Walter Jangal Brown's - Tingari Cycle
This painting depicts a portion of the Tingari cycle, a very important collection of Dreaming narratives from the Western Desert region. The country that this painting depicts is located far to the west of Yuendumu and spans a vast area of land across the Gibson and Great Sandy Deserts in West Australia. Aboriginal groups that paint the Tingari cycle include the Pintupi, Kukatja, Ngarti and Walmajarri peoples, among others.
The cycle tells the story of a group of ancient creation ancestors, the Tingari, who travelled across the country. The Tingari took different forms, some human and some animal. Humans were typically initiated men accompanied by 'punyunyu', (novices, uninitiated men). The men were sometimes accompanied by extremely powerful initiated women, (called variously, the 'Kungka Tjuta', 'Minyma Tjuta' or 'Kanaputa'). Like the initiated men, these initiated women were accompanied by uninitiated women to whom they provided a ritual education. Animals featured in the Tingari cycle include the dingo, emu, kingfisher and western quoll, among others.

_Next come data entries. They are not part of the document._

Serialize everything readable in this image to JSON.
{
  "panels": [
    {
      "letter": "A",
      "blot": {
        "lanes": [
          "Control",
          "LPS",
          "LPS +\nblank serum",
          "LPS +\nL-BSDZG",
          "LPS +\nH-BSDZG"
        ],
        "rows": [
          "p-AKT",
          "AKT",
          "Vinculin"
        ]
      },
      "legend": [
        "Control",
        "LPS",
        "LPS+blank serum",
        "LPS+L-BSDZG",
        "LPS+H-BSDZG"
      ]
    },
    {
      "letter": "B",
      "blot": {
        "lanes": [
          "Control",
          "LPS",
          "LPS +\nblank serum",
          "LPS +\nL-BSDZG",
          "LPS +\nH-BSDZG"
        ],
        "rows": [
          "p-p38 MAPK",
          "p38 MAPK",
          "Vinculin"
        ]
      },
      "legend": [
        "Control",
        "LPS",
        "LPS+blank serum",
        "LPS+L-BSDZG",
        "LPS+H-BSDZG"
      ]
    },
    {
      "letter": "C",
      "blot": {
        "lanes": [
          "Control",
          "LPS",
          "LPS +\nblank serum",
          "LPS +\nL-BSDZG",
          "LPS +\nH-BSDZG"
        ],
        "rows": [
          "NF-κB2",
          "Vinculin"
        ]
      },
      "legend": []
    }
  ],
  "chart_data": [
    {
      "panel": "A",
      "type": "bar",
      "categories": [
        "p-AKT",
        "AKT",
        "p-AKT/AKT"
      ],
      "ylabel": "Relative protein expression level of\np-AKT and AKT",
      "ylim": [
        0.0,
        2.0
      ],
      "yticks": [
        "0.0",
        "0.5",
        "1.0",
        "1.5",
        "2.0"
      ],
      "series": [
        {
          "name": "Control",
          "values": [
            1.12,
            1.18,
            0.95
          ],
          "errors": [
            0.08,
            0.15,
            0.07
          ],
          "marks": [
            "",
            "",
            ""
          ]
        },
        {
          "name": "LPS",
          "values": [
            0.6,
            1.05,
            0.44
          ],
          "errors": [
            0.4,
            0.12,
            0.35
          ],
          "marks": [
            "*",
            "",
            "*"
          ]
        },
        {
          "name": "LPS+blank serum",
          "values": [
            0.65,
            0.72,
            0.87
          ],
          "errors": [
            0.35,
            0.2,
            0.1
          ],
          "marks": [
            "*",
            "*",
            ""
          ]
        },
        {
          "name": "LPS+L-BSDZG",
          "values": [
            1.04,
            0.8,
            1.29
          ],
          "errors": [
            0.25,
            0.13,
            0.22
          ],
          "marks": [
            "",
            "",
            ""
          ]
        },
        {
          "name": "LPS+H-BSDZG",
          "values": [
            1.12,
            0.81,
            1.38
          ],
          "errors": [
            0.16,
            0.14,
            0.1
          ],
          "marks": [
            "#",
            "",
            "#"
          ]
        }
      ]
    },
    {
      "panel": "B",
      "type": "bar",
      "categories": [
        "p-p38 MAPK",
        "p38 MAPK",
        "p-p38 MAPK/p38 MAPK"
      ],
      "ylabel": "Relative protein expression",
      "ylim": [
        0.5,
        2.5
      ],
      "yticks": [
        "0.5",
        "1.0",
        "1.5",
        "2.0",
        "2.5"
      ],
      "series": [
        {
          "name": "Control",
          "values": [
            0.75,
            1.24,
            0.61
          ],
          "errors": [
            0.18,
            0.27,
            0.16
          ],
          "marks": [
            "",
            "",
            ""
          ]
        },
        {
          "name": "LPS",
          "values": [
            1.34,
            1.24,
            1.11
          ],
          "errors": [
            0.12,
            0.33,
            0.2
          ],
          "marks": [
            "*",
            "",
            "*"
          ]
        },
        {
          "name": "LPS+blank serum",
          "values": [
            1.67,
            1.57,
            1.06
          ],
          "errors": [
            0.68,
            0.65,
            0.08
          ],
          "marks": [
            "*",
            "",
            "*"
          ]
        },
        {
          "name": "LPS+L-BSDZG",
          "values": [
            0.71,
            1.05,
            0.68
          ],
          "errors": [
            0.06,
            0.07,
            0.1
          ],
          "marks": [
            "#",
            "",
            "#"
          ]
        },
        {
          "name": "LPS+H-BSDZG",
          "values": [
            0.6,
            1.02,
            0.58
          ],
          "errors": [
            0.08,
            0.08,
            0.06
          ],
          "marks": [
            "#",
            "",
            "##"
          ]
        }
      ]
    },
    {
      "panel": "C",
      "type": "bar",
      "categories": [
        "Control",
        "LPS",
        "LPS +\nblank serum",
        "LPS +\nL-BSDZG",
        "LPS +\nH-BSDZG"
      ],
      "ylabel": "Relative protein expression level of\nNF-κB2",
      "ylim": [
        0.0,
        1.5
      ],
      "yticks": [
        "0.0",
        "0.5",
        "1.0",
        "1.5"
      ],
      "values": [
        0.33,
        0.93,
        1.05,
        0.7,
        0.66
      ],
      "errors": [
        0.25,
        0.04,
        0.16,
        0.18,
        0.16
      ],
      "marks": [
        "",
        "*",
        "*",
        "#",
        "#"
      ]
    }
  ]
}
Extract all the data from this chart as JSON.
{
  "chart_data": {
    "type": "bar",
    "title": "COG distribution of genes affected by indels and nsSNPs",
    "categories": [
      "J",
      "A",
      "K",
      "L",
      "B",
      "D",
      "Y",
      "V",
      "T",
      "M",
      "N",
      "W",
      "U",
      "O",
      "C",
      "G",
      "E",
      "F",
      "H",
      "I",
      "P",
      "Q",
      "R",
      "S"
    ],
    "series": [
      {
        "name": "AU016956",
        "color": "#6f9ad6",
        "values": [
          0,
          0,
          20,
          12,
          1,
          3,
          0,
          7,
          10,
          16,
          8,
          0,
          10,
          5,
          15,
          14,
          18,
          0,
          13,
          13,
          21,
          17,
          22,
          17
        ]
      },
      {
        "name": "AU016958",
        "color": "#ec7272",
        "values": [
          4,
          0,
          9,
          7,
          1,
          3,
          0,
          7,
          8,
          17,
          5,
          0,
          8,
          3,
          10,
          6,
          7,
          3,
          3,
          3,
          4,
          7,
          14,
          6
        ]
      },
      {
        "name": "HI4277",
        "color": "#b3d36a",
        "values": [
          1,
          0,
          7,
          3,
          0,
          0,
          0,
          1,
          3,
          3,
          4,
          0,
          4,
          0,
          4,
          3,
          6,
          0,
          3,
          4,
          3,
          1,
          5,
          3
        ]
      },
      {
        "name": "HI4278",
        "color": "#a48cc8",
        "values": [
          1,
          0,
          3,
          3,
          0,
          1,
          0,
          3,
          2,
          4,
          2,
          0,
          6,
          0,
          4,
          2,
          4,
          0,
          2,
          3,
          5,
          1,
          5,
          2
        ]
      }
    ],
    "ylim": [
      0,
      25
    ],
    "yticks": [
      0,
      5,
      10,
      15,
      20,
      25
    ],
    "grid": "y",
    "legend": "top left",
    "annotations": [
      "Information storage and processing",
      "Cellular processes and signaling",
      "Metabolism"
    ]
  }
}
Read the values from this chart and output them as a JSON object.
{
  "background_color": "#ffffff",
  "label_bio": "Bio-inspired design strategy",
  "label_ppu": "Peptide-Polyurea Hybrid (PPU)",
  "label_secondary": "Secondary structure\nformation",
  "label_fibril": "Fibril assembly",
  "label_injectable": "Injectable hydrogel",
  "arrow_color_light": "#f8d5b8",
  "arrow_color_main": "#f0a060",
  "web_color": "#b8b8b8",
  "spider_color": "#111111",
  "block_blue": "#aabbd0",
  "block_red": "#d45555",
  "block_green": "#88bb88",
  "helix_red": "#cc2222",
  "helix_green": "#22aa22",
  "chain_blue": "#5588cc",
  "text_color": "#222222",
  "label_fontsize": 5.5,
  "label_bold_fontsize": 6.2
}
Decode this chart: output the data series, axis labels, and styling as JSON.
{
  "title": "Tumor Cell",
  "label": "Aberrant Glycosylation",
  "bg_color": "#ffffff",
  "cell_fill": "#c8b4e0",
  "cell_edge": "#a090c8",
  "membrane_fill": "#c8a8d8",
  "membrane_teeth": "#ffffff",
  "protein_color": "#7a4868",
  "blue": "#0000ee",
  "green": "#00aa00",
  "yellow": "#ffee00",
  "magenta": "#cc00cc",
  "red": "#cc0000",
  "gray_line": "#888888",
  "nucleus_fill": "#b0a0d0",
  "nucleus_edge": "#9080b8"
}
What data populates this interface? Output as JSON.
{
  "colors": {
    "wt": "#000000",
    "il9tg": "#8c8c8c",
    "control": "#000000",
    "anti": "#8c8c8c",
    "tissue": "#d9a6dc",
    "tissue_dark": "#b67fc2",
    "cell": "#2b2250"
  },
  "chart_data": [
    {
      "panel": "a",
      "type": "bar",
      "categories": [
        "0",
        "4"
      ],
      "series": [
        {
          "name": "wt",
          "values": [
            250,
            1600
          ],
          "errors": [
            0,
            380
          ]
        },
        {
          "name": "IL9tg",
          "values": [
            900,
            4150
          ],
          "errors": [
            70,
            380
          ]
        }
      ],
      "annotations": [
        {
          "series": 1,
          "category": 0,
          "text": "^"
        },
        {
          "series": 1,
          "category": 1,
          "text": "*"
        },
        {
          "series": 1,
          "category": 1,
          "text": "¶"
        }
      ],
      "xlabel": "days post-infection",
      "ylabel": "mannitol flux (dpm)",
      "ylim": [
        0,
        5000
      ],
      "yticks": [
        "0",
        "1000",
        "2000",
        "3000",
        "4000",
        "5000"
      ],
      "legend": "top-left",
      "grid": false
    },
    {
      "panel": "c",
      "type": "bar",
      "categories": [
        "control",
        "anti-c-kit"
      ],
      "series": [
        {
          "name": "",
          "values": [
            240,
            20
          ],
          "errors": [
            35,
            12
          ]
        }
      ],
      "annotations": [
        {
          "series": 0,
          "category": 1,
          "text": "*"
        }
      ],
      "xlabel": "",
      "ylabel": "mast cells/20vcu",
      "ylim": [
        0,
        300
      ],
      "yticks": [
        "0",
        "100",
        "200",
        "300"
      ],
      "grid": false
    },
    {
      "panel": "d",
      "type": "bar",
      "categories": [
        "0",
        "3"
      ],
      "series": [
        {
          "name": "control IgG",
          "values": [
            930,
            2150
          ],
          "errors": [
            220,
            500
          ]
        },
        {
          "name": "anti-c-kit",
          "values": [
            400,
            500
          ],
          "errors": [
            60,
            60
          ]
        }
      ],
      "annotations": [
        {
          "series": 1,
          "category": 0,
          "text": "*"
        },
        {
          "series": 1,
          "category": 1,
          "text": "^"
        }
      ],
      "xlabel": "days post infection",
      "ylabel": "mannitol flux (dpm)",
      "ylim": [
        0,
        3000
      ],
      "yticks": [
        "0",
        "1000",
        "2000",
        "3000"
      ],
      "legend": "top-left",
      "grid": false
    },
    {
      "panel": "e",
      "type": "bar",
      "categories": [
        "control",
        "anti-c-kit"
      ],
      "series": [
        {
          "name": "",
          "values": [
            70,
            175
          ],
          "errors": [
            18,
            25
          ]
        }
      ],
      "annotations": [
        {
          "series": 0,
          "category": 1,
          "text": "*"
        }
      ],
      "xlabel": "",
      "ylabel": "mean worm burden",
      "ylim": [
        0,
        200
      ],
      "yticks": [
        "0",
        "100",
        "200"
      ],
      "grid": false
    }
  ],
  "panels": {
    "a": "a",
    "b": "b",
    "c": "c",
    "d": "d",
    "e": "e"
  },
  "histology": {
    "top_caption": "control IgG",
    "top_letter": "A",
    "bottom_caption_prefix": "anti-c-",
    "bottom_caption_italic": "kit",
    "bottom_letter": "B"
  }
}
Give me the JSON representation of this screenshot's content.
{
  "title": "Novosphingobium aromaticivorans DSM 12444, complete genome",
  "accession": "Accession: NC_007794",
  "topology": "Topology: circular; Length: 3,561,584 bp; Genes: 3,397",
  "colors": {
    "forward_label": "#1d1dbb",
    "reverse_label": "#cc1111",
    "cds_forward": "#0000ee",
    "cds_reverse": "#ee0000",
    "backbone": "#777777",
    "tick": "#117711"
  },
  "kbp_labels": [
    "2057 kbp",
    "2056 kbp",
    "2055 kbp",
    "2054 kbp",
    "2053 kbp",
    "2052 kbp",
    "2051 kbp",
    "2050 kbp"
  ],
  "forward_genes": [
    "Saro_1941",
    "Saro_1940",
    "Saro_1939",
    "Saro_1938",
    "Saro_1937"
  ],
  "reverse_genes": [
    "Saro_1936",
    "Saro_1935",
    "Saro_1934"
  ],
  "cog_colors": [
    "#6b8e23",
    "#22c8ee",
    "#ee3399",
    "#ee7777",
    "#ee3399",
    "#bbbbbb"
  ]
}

As the Tingari travelled over vast areas of the country, they held initiations and other ceremonies, caused or encountered raging bushfires, hunted game, found and cooked bush tucker, fought and killed one another,disposed of the dead or brought them back to life, interacted with totemic ancestors, copulated illicitly, made and used sacred objects, flew through the air and died in hailstorms. In the course of these adventures, they either created or became the physical features of the sites they visited, forming rocky outcrops, waterholes, trees, salt lakes, ochre deposits and so on. These sites which are now regarded as sacred by their descendants, today's custodians of the places.